|TOKYO - Japan and the United States will deploy advanced Patriot interceptor missiles on American bases here for the first time, officials said Monday, just days after reports that North Korea may test a missile that could reach both nations.
Pentagon spokesman Lt. Col. Brian Maka said the Patriot Advanced Capability-3 missiles have not been sent to Japan yet and details on the timetable and locations for the eventual deployment have not been announced. The U.S. and Japan reached the accord earlier this month after reports of a possible North Korean test-firing of a long-range ballistic missile became public, Japan's Defense Agency said.
Meanwhile, diplomatic efforts intensified Monday to halt any North Korean launch after Pyongyang insisted it has the right to go ahead with one.
At the White House, President Bush said North Korea should heed warnings by China and other nations not to test a missile. He also called on North Korea to declare "what they have on top of that vehicle and what are their intentions."
"I have made clear to our partners on this issue _ that would be Japan and South Korea and China and Russia _ that we need to send a focused message to the North Koreans and that this launch, you know, is provocative," Bush said.
The PAC-3 are designed to intercept ballistic missiles, cruise missiles or aircraft. But a Japanese news report said the PAC-3 may be unable to hit North Korea's latest long-range missile.
Confirmation of the Patriot deployment emerged after Tokyo and Washington signed a separate agreement on Friday to expand their cooperation on a joint ballistic missile defense shield, committing themselves to joint production of interceptor missiles.
Last year, Japan and the U.S. signed an agreement allowing Japan to produce its own PAC-3 missiles for deployment at Japanese bases. Japan's Defense Agency also has announced plans to buy 124 Patriot surface-to-air missiles by 2010.
In a further step to strengthen defenses, the U.S. has also moved up its planned test of a missile-detecting radar system in northern Japan, Kyodo News agency reported Monday, citing an unidentified U.S. official in Washington.
The U.S. also has Patriots stationed in South Korea. The U.S. military in 2004 completed deployment of PAC-3 missile batteries at Gwangju Air Base, about 150 miles south of Seoul.

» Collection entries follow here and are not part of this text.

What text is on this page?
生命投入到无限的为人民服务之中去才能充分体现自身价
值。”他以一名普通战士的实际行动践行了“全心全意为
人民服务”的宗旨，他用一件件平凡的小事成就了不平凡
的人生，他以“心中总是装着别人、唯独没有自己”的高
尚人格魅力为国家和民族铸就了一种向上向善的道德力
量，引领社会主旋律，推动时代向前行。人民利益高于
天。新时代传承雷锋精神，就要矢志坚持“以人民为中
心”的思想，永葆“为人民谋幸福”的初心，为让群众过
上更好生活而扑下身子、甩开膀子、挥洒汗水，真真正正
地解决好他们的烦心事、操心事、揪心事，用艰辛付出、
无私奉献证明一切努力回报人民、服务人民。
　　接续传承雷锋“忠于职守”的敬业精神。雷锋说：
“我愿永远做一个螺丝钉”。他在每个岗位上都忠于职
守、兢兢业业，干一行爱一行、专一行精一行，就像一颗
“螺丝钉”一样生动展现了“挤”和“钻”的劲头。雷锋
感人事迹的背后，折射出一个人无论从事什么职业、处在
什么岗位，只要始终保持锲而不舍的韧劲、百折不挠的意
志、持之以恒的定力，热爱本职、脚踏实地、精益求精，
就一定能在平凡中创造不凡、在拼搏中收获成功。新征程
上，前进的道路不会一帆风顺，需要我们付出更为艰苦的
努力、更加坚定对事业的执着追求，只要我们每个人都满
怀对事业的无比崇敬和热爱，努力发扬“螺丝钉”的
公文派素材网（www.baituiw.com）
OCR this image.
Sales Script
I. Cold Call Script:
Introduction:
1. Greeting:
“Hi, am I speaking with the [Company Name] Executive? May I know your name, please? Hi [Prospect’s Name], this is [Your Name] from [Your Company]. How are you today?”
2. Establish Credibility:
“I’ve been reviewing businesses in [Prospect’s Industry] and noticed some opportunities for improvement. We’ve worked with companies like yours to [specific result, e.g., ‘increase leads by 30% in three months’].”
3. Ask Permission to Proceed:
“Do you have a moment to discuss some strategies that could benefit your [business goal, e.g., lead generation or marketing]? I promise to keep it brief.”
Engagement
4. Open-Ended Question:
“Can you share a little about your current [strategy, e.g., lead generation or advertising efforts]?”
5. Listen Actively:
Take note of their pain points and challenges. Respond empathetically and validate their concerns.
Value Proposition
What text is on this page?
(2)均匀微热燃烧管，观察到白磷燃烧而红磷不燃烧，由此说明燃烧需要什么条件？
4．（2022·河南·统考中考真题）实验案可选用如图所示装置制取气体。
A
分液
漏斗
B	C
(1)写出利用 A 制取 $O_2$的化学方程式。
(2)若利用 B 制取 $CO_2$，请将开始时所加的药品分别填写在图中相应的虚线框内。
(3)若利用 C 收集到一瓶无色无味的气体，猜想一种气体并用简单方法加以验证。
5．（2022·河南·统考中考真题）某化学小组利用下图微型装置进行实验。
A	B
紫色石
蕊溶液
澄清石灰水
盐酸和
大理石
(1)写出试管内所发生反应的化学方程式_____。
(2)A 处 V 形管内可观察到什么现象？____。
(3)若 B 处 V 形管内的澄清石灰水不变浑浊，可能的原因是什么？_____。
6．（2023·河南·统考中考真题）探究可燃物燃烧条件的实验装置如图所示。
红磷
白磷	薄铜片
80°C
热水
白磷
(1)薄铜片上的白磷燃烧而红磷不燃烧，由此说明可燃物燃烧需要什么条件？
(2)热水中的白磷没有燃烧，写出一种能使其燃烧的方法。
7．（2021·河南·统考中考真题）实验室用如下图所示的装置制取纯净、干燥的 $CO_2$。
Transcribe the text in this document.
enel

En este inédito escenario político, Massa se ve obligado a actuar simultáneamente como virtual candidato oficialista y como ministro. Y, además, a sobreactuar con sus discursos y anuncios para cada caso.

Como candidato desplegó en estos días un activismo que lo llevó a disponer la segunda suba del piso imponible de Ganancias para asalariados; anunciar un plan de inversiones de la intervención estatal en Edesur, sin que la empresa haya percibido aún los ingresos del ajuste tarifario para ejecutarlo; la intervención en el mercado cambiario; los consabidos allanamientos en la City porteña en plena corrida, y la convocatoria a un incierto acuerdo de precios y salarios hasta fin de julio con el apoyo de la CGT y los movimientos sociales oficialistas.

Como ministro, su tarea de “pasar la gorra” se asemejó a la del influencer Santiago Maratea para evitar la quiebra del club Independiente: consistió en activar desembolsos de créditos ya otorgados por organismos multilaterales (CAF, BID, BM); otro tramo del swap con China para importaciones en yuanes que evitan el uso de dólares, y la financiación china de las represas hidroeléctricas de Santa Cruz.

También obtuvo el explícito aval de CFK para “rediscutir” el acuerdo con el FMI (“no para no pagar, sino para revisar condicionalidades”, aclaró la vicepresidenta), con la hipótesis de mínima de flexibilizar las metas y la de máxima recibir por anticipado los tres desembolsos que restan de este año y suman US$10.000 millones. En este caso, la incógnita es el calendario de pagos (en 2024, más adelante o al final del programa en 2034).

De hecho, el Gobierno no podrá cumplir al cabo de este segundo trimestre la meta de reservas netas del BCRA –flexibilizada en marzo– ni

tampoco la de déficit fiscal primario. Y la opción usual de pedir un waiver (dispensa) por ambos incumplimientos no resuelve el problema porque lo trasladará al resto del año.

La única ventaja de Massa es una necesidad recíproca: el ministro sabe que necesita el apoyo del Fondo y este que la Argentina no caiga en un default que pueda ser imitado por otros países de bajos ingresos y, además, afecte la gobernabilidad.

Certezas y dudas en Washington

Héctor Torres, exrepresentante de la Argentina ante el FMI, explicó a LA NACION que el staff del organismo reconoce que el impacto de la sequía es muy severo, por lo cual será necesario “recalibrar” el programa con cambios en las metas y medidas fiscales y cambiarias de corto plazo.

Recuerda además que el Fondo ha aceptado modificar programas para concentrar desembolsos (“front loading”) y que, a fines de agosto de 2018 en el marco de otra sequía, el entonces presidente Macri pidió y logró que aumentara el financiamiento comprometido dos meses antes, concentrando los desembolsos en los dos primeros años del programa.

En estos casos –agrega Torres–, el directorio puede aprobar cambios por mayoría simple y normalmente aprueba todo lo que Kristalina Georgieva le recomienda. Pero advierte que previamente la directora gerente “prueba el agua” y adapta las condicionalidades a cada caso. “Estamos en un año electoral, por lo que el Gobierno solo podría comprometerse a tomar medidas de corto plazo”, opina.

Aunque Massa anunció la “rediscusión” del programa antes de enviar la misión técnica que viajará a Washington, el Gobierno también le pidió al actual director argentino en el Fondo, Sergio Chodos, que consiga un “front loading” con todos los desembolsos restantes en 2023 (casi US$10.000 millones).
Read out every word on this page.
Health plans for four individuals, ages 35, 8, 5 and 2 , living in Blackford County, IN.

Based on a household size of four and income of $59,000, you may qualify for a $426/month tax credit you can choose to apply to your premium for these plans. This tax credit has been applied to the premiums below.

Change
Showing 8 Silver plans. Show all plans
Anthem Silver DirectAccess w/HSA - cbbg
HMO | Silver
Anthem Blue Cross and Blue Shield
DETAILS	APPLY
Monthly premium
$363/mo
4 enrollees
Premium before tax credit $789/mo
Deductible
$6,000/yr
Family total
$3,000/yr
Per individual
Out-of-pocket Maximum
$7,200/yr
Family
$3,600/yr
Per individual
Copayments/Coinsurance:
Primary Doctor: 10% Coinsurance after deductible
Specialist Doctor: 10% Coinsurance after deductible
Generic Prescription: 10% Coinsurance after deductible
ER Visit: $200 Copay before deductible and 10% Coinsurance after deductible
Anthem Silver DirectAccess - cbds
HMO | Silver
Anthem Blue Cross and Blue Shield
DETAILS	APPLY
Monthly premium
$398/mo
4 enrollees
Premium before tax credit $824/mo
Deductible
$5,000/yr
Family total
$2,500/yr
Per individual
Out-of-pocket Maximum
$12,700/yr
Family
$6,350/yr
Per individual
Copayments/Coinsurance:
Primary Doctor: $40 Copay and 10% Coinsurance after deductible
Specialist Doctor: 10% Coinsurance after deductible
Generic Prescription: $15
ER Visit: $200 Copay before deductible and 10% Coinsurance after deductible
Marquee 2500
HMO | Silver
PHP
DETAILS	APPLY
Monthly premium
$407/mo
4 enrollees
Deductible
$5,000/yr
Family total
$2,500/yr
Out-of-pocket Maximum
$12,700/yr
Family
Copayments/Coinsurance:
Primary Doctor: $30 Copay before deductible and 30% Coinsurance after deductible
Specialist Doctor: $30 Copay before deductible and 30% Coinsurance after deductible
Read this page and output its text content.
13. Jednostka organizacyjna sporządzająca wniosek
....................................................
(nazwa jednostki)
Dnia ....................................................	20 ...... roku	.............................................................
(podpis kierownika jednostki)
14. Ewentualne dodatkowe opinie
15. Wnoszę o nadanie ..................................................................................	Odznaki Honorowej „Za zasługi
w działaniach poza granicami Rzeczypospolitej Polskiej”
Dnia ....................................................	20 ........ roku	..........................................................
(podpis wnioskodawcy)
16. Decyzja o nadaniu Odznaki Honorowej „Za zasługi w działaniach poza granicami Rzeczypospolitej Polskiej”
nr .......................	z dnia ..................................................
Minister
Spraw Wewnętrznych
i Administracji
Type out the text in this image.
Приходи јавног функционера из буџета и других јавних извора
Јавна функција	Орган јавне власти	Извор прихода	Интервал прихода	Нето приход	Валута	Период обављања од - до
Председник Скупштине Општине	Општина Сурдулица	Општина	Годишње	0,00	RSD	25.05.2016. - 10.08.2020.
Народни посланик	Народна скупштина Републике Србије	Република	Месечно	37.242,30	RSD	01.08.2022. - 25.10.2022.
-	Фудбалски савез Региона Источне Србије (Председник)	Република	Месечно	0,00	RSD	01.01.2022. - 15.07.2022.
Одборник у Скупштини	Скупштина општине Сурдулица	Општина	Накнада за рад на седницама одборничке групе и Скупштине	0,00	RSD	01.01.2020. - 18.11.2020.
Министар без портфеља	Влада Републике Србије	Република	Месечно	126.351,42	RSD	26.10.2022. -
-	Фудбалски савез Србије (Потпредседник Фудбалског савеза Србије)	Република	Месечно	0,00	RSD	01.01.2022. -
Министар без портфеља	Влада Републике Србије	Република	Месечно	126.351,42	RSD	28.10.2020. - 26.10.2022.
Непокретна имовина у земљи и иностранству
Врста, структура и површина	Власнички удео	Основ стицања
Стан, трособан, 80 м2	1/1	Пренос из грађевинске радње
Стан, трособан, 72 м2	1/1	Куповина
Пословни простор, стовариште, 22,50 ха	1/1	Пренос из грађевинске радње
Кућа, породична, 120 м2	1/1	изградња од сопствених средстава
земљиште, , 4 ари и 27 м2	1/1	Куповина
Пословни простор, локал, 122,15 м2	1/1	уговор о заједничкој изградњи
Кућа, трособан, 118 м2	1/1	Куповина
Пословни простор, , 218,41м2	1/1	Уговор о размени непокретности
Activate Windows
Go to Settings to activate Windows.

PAC-3 missiles have also been deployed in Taiwan.
The Pentagon spokesman said the Japanese and U.S. governments have been meeting periodically on the Patriot deployment since last year as part of plans to realign the U.S. military in Japan. Officials announced last month that the Patriots would be stationed within existing U.S. facilities and areas in Japan. They have said they would deploy the interceptors as soon as possible.
"We still have considerable work to do with the Government of Japan before we can be more specific about a final site for this deployment," said Maka, who also said there are no details on the number of additional U.S. troops needed to operate the new system.
The U.S.-Japanese agreement on the Patriots was first reported Monday by Japan's largest newspaper, Yomiuri. It said the U.S. military would deploy three or four batteries on Okinawa by the end of the year and send an additional 500 to 600 U.S. troops there.
Up to 16 missiles can fit in a single PAC-3 battery, according to the manufacturer, Lockheed Martin Corp.
The plan was proposed by U.S. officials during a June 17 meeting in Hawaii, Yomiuri reported, quoting unidentified government officials.
Recent intelligence reports have indicated North Korea may be fueling a Taepodong-2, one of its most advanced missiles believed capable of reaching parts of the U.S. The North had maintained a self-imposed moratorium on such launches since 1999.
Japanese Defense Agency chief Fukushiro Nukaga said Monday "it appears to be a fact that the missile has been mounted on a launch platform," but it was unclear whether it was being fueled _ despite intelligence reports suggesting the contrary.
It was unclear whether the PAC-3 would be effective in the current standoff. The PAC-3 is aimed at complementing the Standard Missile-3 installed on vessels equipped with the Aegis radar system capable of tracking missile launches. But PAC-3, a medium-to long-range interceptor, may be unable to shoot down long-range missiles such as Taepodong-2, Yomiuri said.
Patriot missiles failed in many cases to destroy Iraqi Scuds fired at Israel and Saudi Arabia during the 1991 Gulf War. The PAC-3 was designed as an improvement of the original Patriot that would be better able to destroy missiles in flight.
Kyodo said the test run of the X-Band, a high-resolution radar capable of detecting incoming missiles, was initially scheduled to begin weeks later. However, Kyodo said testing could start as early as Monday.
Japanese Defense Facilities Administration Agency, which liaises with U.S. military bases in Japan, said the report about the radar installation could not be immediately confirmed.
The X-Band radar had been transferred from a U.S. base in Japan to the Japanese Air Self-Defense Force's Shariki base at Tsugaru, some 360 miles northeast of Tokyo.
The radar deployment is part of the joint missile defense project, which began after North Korea fired a long-range missile over Japan in 1998.
Diplomacy aimed at defusing the standoff with North Korea gathered pace Monday. South Korean Foreign Minister Ban Ki-moon was traveling Monday evening to Beijing on a two-day visit to seek China's help in halting a launch. South Korea also reportedly urged the United States to hold bilateral talks with Pyongyang to resolve the problem.
China is the North's key ally and is believed able to exert the most influence on Pyongyang.
Source: Comcast.net News
Like S3nd K3ys says, will they launch a missile against the will of the U.S.? Time will tell, I suppose. I really hope nothing comes out of this.